Por las mismas razones, nos dice el Jefe de la Oficina de Planeación de la Ciudad, la muralla de Viena nunca pudo ser construida, a pesar de su necesidad, del miedo, de su importancia estratégica y de la voluntad de reyes y militares. Dieciséis intentos de destrucción fueron resistidos a pesar de que nunca pudo culminarse proyecto alguno de fortificación edificada.
No obstante, existieron esfuerzos, ensayados una y otra vez al cabo de siglos, que sin querer, determinaron un orden territorial, un confín, un sistema de anillos sucesivos para aproximarse a la Ciudad y una forma de planear su futuro y su desarrollo. Dada la probable, siguiente invasión, había que colocar un límite bien claro a la expansión urbana, porque a partir de allí, se levantaría la imaginada, futura muralla.
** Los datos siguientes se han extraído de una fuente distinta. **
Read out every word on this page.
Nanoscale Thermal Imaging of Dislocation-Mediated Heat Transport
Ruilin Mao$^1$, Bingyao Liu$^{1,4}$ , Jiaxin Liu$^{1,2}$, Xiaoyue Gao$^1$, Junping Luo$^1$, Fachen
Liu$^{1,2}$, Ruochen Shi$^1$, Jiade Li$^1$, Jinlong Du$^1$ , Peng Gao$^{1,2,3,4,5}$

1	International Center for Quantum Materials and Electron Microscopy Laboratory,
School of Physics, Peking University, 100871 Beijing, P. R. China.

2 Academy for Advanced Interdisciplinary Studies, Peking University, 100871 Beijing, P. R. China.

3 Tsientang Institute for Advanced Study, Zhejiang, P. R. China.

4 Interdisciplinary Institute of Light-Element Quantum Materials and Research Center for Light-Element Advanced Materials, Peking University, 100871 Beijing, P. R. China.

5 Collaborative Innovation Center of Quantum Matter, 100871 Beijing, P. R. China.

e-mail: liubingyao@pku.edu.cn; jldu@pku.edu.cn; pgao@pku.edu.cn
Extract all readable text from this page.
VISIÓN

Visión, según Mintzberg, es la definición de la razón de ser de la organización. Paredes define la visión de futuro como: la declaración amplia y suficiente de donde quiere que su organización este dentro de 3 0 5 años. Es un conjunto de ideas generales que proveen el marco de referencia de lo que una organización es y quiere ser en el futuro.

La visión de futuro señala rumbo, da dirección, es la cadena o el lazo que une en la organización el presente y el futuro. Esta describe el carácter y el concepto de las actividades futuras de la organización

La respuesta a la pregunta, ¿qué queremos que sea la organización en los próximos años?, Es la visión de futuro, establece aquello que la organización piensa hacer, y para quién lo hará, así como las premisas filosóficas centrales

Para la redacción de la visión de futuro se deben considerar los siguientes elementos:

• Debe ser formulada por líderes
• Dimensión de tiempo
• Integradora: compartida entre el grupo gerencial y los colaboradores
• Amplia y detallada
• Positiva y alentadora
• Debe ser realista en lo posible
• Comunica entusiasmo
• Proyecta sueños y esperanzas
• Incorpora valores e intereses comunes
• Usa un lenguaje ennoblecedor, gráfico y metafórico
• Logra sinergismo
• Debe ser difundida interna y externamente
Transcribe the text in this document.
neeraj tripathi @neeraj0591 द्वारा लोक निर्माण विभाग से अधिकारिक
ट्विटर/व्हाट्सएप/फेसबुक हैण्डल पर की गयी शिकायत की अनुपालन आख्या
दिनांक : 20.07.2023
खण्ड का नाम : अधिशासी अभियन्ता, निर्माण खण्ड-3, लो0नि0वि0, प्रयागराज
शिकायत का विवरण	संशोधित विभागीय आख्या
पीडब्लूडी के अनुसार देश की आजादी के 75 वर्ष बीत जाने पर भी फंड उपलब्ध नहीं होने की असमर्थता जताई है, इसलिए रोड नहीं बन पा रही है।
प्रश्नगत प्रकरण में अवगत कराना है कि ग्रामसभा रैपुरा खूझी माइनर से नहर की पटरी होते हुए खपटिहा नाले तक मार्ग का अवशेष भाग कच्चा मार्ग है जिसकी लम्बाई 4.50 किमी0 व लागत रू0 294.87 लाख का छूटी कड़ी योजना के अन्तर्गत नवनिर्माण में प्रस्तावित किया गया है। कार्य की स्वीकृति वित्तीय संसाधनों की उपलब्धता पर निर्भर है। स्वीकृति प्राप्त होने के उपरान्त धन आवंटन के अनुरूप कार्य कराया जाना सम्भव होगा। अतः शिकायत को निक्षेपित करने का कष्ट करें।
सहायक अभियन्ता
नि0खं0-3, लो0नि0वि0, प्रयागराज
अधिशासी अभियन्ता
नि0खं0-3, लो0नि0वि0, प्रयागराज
El miedo permanente a los invasores y la necesidad de obstaculizar su paso, redondeó la urbe, determinó sus calles (caracoles que te llevan a una misma coordenada cada vez más amplia) y lo más importante: determinó su escala humana.
Viena es, probablemente, la única de las grandes ciudades imperiales de Europa que, por esta razón -al mismo tiempo militar y religiosa- no creció sin medida ni control, sino consciente, regulando el tamaño y la densidad desde el edificio de la Alcaldía, desde el cuál puede verse el conjunto redondo de la Ciudad.
Como reporta Víctor Márquez: “es la única ciudad moderna del mundo occidental, cuyo orden produce paz y cancela la neurosis”, aunque allí haya nacido y moldeado su doctrina el padre del psicoanálisis.
Los arquitectos austriacos y vieneses nunca cumplieron su misión, a pesar de los ingentes recursos que el imperio les proveyó. Mintieron en el tiempo y en el presupuesto, pero con ello hicieron un servicio azaroso a la comunidad, definiendo a ojo de buen cubero el trazo, el orden, la magnitud y la calidad ideal de gente y calles que convierten la vida de una ciudad en una experiencia razonable.